Bırakın insanları, devlet olarak çevremiz, termik santrallerle, maden ocaklarıyla delik deşik edildi. 

Yeşil alanların, ekilip biçilen verimli toprakların, ormanların talan edilmesi çevreye yapılan en büyük ihanettir.

Her yıl yaz aylarının gelmesiyle bilinçli veya bilinçsiz çıkan orman yangınlarının akıbetini yanan yerlere yapılan oteller ve maden ocaklarıyla şahit oluyoruz.

Geleceğimiz toprakta bağlıdır, insanların ve ülkemizin ekonomik düzeyde ilerlemesi için toprağımızı, çevremizi korumamız asil görevlerimizden biridir. 

Her vatandaş kendi çevresini temiz tutsa inanın kanunlara bile gerek kalmayacak durumda oluruz.

Çevre haftası kapsamında ilimizde de çeşitli etkinlikler yapılarak duyarlılık ve sürdürülebilirlik bilinçlendirmesi yönünde, vatandaşlarla bir araya gelerek çevre kirliliği hakkında projeler anlatıldı.

BAŞŞAĞLIĞI DİLİYORUM…

İki gün önce sabah saatlerinde eğitim için kalktıktan sonra Kayseri Hasanarpa Mahallesinde bir tarlaya düşen askeri eğitim uçağında iki pilot albay şehit oldu.

 Milli Savunma Bakanlığı tarafından yapılan açıklamada; "Kayseri’deki 12’nci Hava Ulaştırma Ana Üs Komutanlığından eğitim için kalkan Hava Kuvvetleri Komutanlığımıza ait SF-260D tipi bir eğitim uçağımız henüz bilinmeyen bir nedenle kaza kırıma uğramıştır”  denildi. 

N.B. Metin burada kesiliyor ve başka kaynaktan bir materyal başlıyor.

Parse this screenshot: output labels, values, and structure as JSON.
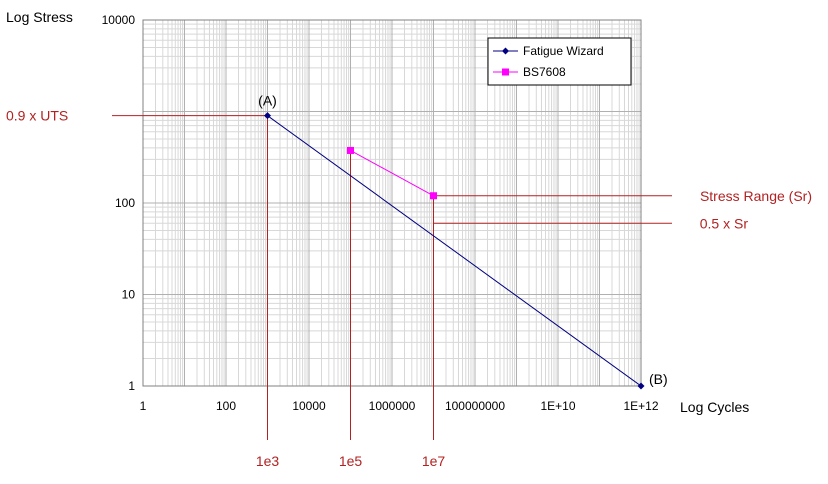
{
  "chart_data": {
    "type": "line",
    "title": "",
    "xlabel": "Log Cycles",
    "ylabel": "Log Stress",
    "x_scale": "log",
    "y_scale": "log",
    "xlim": [
      1,
      1000000000000
    ],
    "ylim": [
      1,
      10000
    ],
    "x_ticks": [
      "1",
      "100",
      "10000",
      "1000000",
      "100000000",
      "1E+10",
      "1E+12"
    ],
    "y_ticks": [
      "1",
      "10",
      "100",
      "10000"
    ],
    "grid": true,
    "legend_position": "top-right",
    "series": [
      {
        "name": "Fatigue Wizard",
        "color": "#000080",
        "marker": "diamond",
        "x": [
          1000,
          1000000000000
        ],
        "y": [
          900,
          1
        ],
        "point_labels": [
          "(A)",
          "(B)"
        ]
      },
      {
        "name": "BS7608",
        "color": "#ff00ff",
        "marker": "square",
        "x": [
          100000,
          10000000
        ],
        "y": [
          375,
          120
        ]
      }
    ],
    "annotations": {
      "color": "#b22222",
      "horizontal": [
        {
          "text": "0.9 x UTS",
          "y": 900
        },
        {
          "text": "Stress Range (Sr)",
          "y": 120
        },
        {
          "text": "0.5 x Sr",
          "y": 60
        }
      ],
      "vertical": [
        {
          "text": "1e3",
          "x": 1000
        },
        {
          "text": "1e5",
          "x": 100000
        },
        {
          "text": "1e7",
          "x": 10000000
        }
      ]
    }
  }
}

12’nci Hava Ulaştırma Ana Üs Komutanlığı’ndan eğitim için kalkan Hava Kuvvetleri Komutanlığı’na ait SF-260D tipi eğitim uçağının düşmesi sonucu şehit olan Hava Pilot Albay Uğur Yıldız ve Hava Pilot Albay Gökhan Özen için 12’nci Hava Ulaştırma Ana Üs Komutanlığı’nda tören düzenlendi. Şehit olan 2 albayın naaşı, gerçekleştirilen askeri törenin ardından memleketlerine uğurladı. İki şehidimize Allahtan Rahmet ailesi ve Milletimize baş sağlığı diliyorum.